John Prescott, number two in the Labour government when Britain took part in the US-led invasion in 2003, made the remarks in a piece to be published in the Sunday Mirror newspaper.
On Wednesday, the Chilcot report returned a damning verdict on Britain’s role in the US-led war, finding it joined the conflict before all peaceful options had been exhausted and that judgement about Iraq’s capacities were “presented with a certainty that was not justified”.
It also disclosed Blair had written to then US president George W. Bush that “I will be with you, whatever” eight months before the invasion.
Prescott, now a member of the House of Lords, wrote: “I will live with the decision of going to war and its catastrophic consequences for the rest of my life.
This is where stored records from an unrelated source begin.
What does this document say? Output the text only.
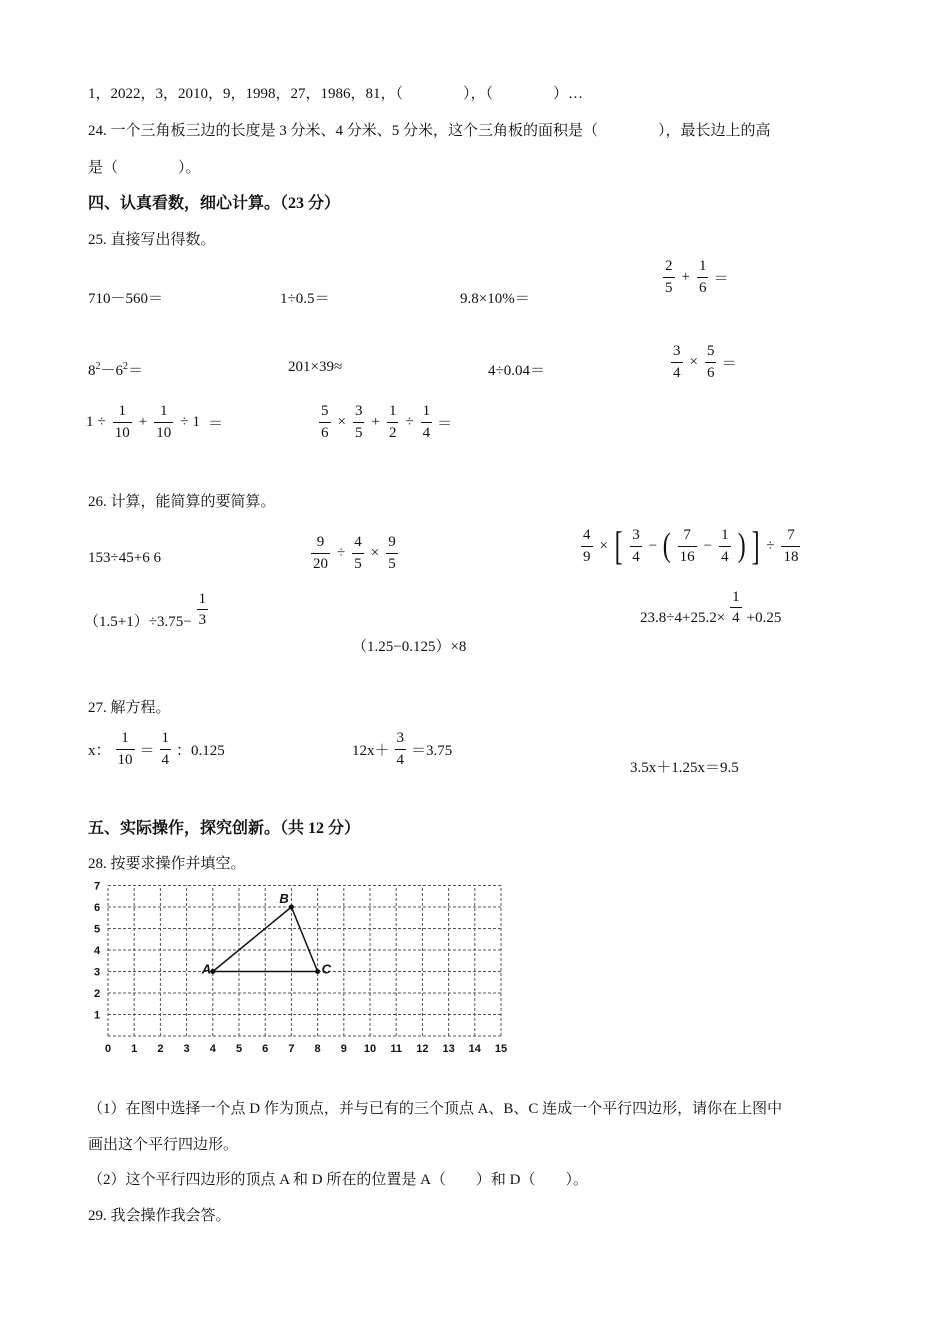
1，2022，3，2010，9，1998，27，1986，81，（　　　　），（　　　　）…
24. 一个三角板三边的长度是 3 分米、4 分米、5 分米，这个三角板的面积是（　　　　），最长边上的高
是（　　　　）。
四、认真看数，细心计算。（23 分）
25. 直接写出得数。
710－560＝	1÷0.5＝	9.8×10%＝
$\frac{2}{5} + \frac{1}{6}$ ＝
$8^2-6^2=$	201×39≈	4÷0.04＝	$\frac{3}{4} \times \frac{5}{6}$ ＝
$1 \div \frac{1}{10} + \frac{1}{10} \div 1$ ＝	$\frac{5}{6} \times \frac{3}{5} + \frac{1}{2} \div \frac{1}{4}$ ＝
26. 计算，能简算的要简算。
153÷45+6 6	$\frac{9}{20} \div \frac{4}{5} \times \frac{9}{5}$	$\frac{4}{9}$ × [ $\frac{3}{4}$ − ( $\frac{7}{16} - \frac{1}{4}$ ) ] ÷ $\frac{7}{18}$
$(1.5+1)\div 3.75- \frac{1}{3}$
（1.25−0.125）×8
$23.8\div 4+25.2\times \frac{1}{4} +0.25$
27. 解方程。
x： $\frac{1}{10} = \frac{1}{4}$ ：0.125	$12x+ \frac{3}{4} =3.75$
3.5x＋1.25x＝9.5
五、实际操作，探究创新。（共 12 分）
28. 按要求操作并填空。
0 1 2 3 4 5 6 7 8 9 10 11 12 13 14 15
1
2
3
4
5
6
7
A
B
C
（1）在图中选择一个点 D 作为顶点，并与已有的三个顶点 A、B、C 连成一个平行四边形，请你在上图中
画出这个平行四边形。
（2）这个平行四边形的顶点 A 和 D 所在的位置是 A（　　）和 D（　　）。
29. 我会操作我会答。
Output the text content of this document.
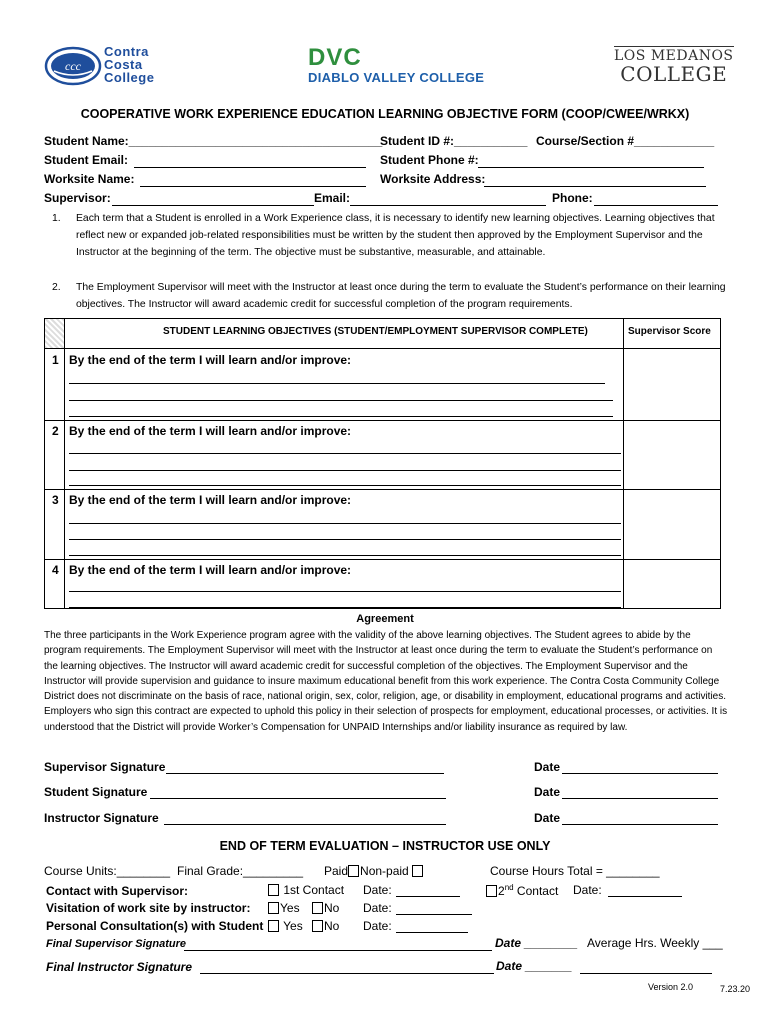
ccc
Contra
Costa
College
DVC
DIABLO VALLEY COLLEGE
LOS MEDANOS
COLLEGE
COOPERATIVE WORK EXPERIENCE EDUCATION LEARNING OBJECTIVE FORM (COOP/CWEE/WRKX)
Student Name:______________________________________
Student ID #:___________ Course/Section #____________
Student Email:	Student Phone #:
Worksite Name:	Worksite Address:
Supervisor:	Email:	Phone:
1. Each term that a Student is enrolled in a Work Experience class, it is necessary to identify new learning objectives. Learning objectives that reflect new or expanded job-related responsibilities must be written by the student then approved by the Employment Supervisor and the Instructor at the beginning of the term. The objective must be substantive, measurable, and attainable.
2. The Employment Supervisor will meet with the Instructor at least once during the term to evaluate the Student’s performance on their learning objectives. The Instructor will award academic credit for successful completion of the program requirements.
STUDENT LEARNING OBJECTIVES (STUDENT/EMPLOYMENT SUPERVISOR COMPLETE)	Supervisor Score
1 By the end of the term I will learn and/or improve:
2 By the end of the term I will learn and/or improve:
3 By the end of the term I will learn and/or improve:
4 By the end of the term I will learn and/or improve:
Agreement
The three participants in the Work Experience program agree with the validity of the above learning objectives. The Student agrees to abide by the program requirements. The Employment Supervisor will meet with the Instructor at least once during the term to evaluate the Student’s performance on the learning objectives. The Instructor will award academic credit for successful completion of the objectives. The Employment Supervisor and the Instructor will provide supervision and guidance to insure maximum educational benefit from this work experience. The Contra Costa Community College District does not discriminate on the basis of race, national origin, sex, color, religion, age, or disability in employment, educational programs and activities. Employers who sign this contract are expected to uphold this policy in their selection of prospects for employment, educational processes, or activities. It is understood that the District will provide Worker’s Compensation for UNPAID Internships and/or liability insurance as required by law.
Supervisor Signature	Date
Student Signature	Date
Instructor Signature	Date
END OF TERM EVALUATION – INSTRUCTOR USE ONLY
Course Units:________ Final Grade:_________ Paid Non-paid	Course Hours Total = ________
Contact with Supervisor:	1st Contact Date:	2nd Contact Date:
Visitation of work site by instructor:	Yes	No Date:
Personal Consultation(s) with Student	Yes	No Date:
Final Supervisor Signature	Date ________ Average Hrs. Weekly ___
Final Instructor Signature	Date _______
Version 2.0	7.23.20
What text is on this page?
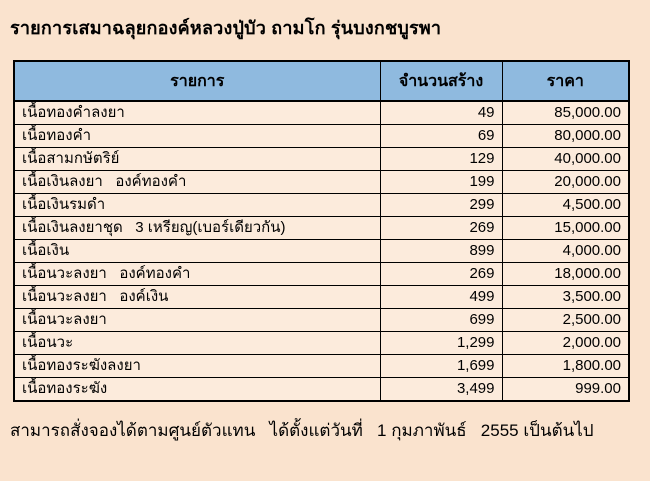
รายการเสมาฉลุยกองค์หลวงปู่บัว ถามโก รุ่นบงกชบูรพา
รายการ	จำนวนสร้าง	ราคา
เนื้อทองคำลงยา	49	85,000.00
เนื้อทองคำ	69	80,000.00
เนื้อสามกษัตริย์	129	40,000.00
เนื้อเงินลงยา   องค์ทองคำ	199	20,000.00
เนื้อเงินรมดำ	299	4,500.00
เนื้อเงินลงยาชุด   3 เหรียญ(เบอร์เดียวกัน)	269	15,000.00
เนื้อเงิน	899	4,000.00
เนื้อนวะลงยา   องค์ทองคำ	269	18,000.00
เนื้อนวะลงยา   องค์เงิน	499	3,500.00
เนื้อนวะลงยา	699	2,500.00
เนื้อนวะ	1,299	2,000.00
เนื้อทองระฆังลงยา	1,699	1,800.00
เนื้อทองระฆัง	3,499	999.00
สามารถสั่งจองได้ตามศูนย์ตัวแทน   ได้ตั้งแต่วันที่   1 กุมภาพันธ์   2555 เป็นต้นไป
“In 2004, the UN secretary-general Kofi Annan said that as regime change was the prime aim of the Iraq war, it was illegal.
“With great sadness and anger, I now believe him to be right.”
Blair this week voiced “sorrow, regret and apology” over mistakes made in the conflict.
But he insisted the war was right and the world was safer without toppled Iraqi dictator Saddam Hussein.
Current Labour leader Jeremy Corbyn has apologised on behalf of the party for what he called “the disastrous decision” to go to war.
Some 150,000 Iraqi people were killed in the six years after British and American troops invaded, plunging the country into chaos and creating fertile ground for jihadist groups like the Islamic State.
A total of 179 British troops also died.